La symbolique de la mort peut être interprétée comme hautement significative. En effet, le lien entre déchet et mort se cristallise autour de la perte de valeur ontologique qui se retrouve à la fois dans le fait de jeter un déchet et dans le fait de mourir. Cette réflexion renvoie à une dimension métaphysique qui est à l’œuvre dans le lieu si particulier de la décharge. En effet, ce lieu, puisqu’il accueille des matières considérées comme « mortes » renverrait à notre propre peur de la mort.

L’utilisation de la symbolique de la mort dans les œuvres de notre corpus permettrait de rendre visible cette peur, de la matérialiser et d’ainsi la dédiaboliser.
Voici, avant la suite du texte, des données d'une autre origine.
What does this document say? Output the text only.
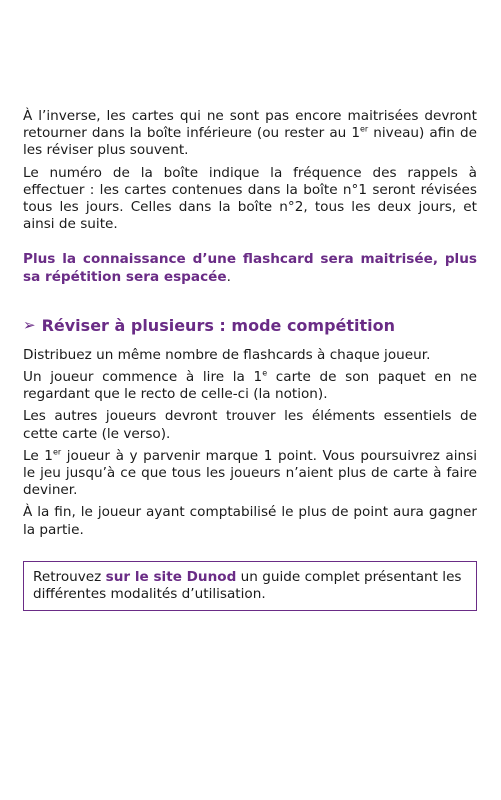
À l’inverse, les cartes qui ne sont pas encore maitrisées devront retourner dans la boîte inférieure (ou rester au 1er niveau) afin de les réviser plus souvent.

Le numéro de la boîte indique la fréquence des rappels à effectuer : les cartes contenues dans la boîte n°1 seront révisées tous les jours. Celles dans la boîte n°2, tous les deux jours, et ainsi de suite.

Plus la connaissance d’une flashcard sera maitrisée, plus sa répétition sera espacée.

➢ Réviser à plusieurs : mode compétition

Distribuez un même nombre de flashcards à chaque joueur.

Un joueur commence à lire la 1e carte de son paquet en ne regardant que le recto de celle-ci (la notion).

Les autres joueurs devront trouver les éléments essentiels de cette carte (le verso).

Le 1er joueur à y parvenir marque 1 point. Vous poursuivrez ainsi le jeu jusqu’à ce que tous les joueurs n’aient plus de carte à faire deviner.

À la fin, le joueur ayant comptabilisé le plus de point aura gagner la partie.

Retrouvez sur le site Dunod un guide complet présentant les différentes modalités d’utilisation.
Le rapprochement peut être fait avec cette réflexion issue de Freshkills, essai dans lequel Lucie Taïeb évoque le processus de

« déréliction progressive auquel nous sommes soumis » :

Même dans un monde, le nôtre, où tout ce qui manifeste le moindre défaut, la première marque d’obsolescence, est aussitôt soustrait à notre vue, remplacé par du neuf, il y a toujours des gens pour nous rappeler que nous portons en nous dès la naissance le germe du déchet que nous devenons peu à peu — et ce n’est pas grave, en réalité, mais simplement cruel et beau. (F : 51-52)

On trouve également cette réflexion dans l’œuvre :

Les déchets sont l’envers de l’histoire, les cadavres dans le placard d’une société lisse, prospère, que rien ne peut venir corrompre, que rien n’atteint, où tout est toujours neuf, chaque jour un jour nouveau, ne portant ni trace ni stigmate de ce qui a pu avoir lieu la veille. (F : 13)

Cette peur de la mort, et du déchet, qui rappelle notre propre condition humaine vouée elle aussi au rebut, a été conditionnée par un certain type de société qui selon Lucie Taïeb efface la mémoire et tente de rendre invisible la corruption inévitable du vivant dans un perpétuel mouvement de renaissance factice.